同社はP-CABを医薬品メーカーに対してライセンスアウトすることで収益化を実現することになるが、これについて同社は、まずアジア地域(韓国・台湾・中国及び東南アジア)について韓国のCJヘルスケアにライセンスアウトした(2010年9月及び2014年11月)。さらに2017年12月にはCJヘルスケアの対象地域をROW(rest of the worldの略、具体的には中東、中南米及び東欧)へと拡大した。一方、日米欧の3大市場については導出先を追求している状況にあり、導出候補プログラムという位置づけとなっている。
a) 韓国での状況 CJヘルスケアは2017年8月に韓国で承認申請を行い、2018年7月に韓国当局より製造販売が承認された。

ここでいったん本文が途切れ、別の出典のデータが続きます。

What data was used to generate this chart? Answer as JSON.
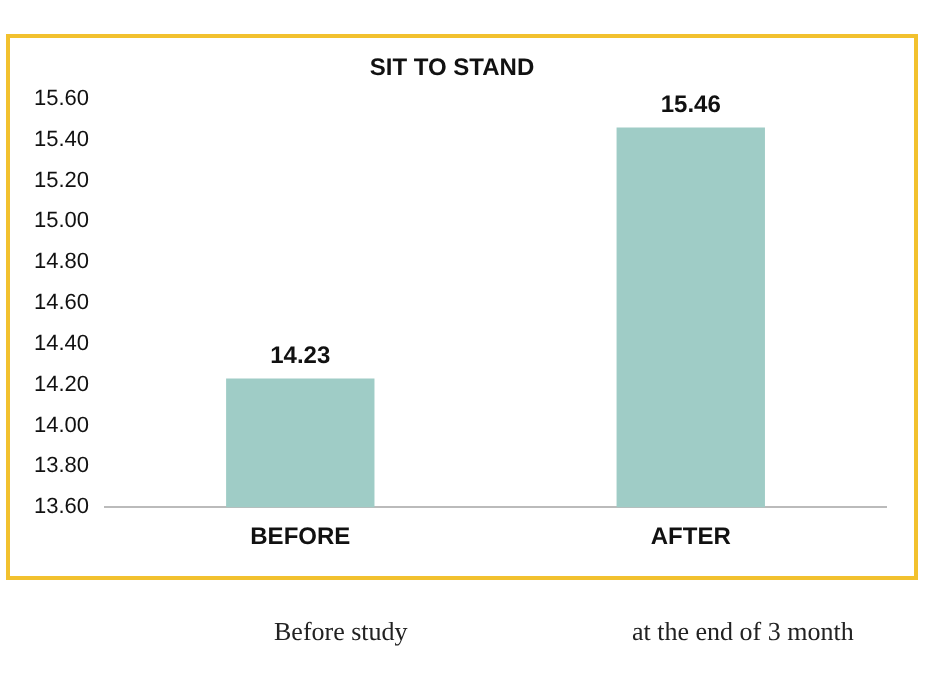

これにより、同社は承認獲得に伴うマイルストン収入を獲得することになる。収益計上時期は2018年12月期下半期となる。金額は非公表だが、承認の獲得自体は高い蓋然性があったため今期の業績予想には織り込み済みで、予想対比での業績変動要因とはならない見通しだ。

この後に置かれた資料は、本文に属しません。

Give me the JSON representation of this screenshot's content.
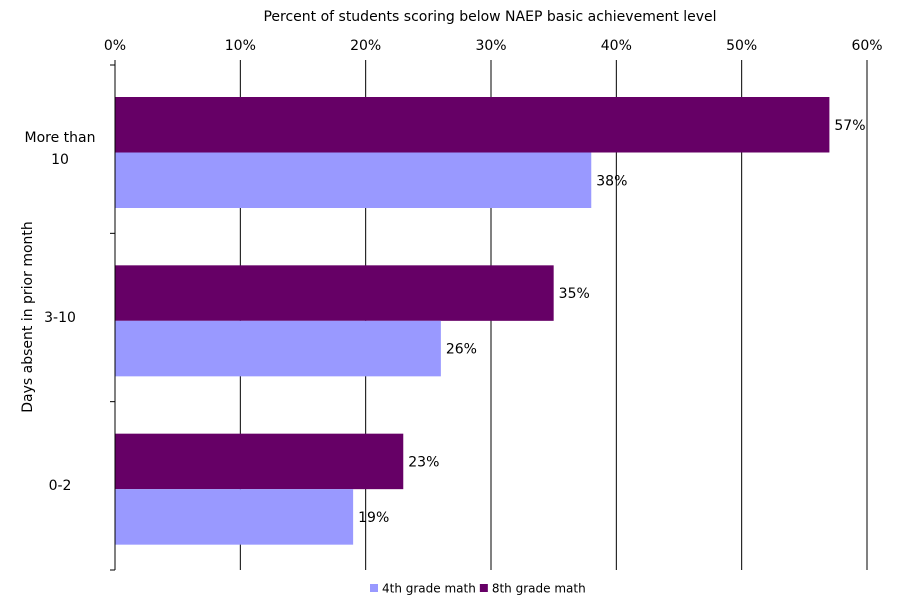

b) 中国での状況 CJヘルスケアはP-CABについて中国のLuoxin Pharmaと独占的コラボレーション契約を締結しており、中国国内で臨床試験が進められている。この開発の進捗に伴い、Luoxin PharmaからCJヘルスケアにマイルストンが支払われることになるが、その一部は同社にもマイルストンとして入る契約となっている。中国での開発の現況はフェーズIを実質的に終了して最終報告書をまとめる段階にあり、2018年中にフェーズIIをスキップしてフェーズIIIが開始されることが見込まれている。一般論としてはフェーズIII開始に伴うマイルストンはフェーズIのそれに比べて大きくなると期待され、同社への収益インパクトも一定水準に達すると弊社では期待している。

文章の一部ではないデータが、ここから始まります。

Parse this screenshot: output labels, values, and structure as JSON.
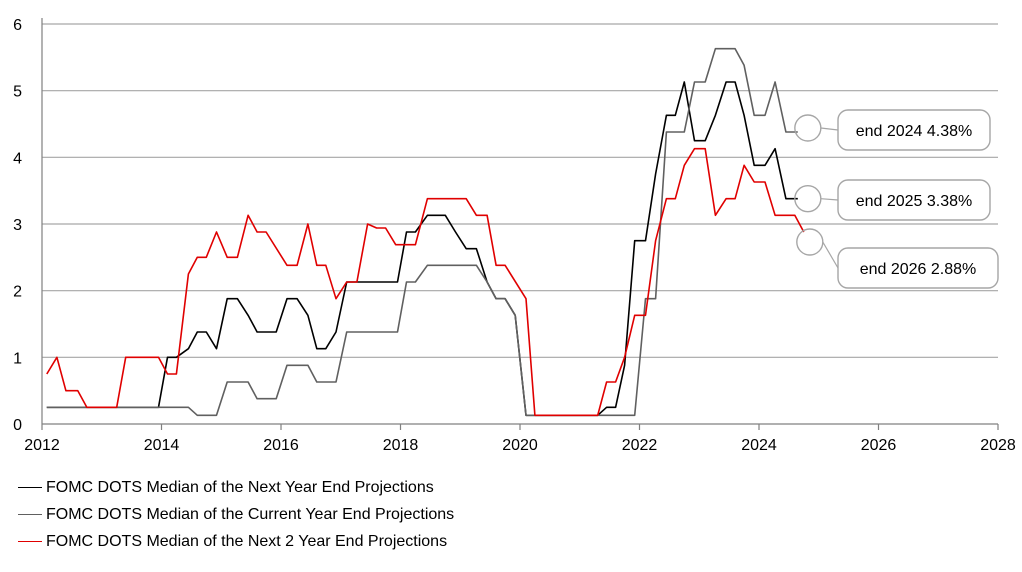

c) その他の地域での状況 CJヘルスケアはまた、P-CABについて権利を有する地域が日米欧の3大市場を除くほぼ全世界に及んでいることもあって、それら地域での開発にも積極的に取り組んでいる。現状では、1)ロシア・東欧、2)南米、3)インドネシアを中心とする東南アジア、の3つを軸に、それぞれにおいて現地のパートナー候補企業との間で交渉を進めているもようだ。交渉の主軸は(薬効の評価などではなく)経済的な条件面にあるとみられ、合意が得られればスムーズに臨床試験等へと進んでいく可能性がある。それらの開発の進捗に伴い、同社はマイルストンを得ることになる。1つ1つは大きくなくとも、それらが合わされば無視できない収益インパクトをもたらす可能性があると弊社ではみている。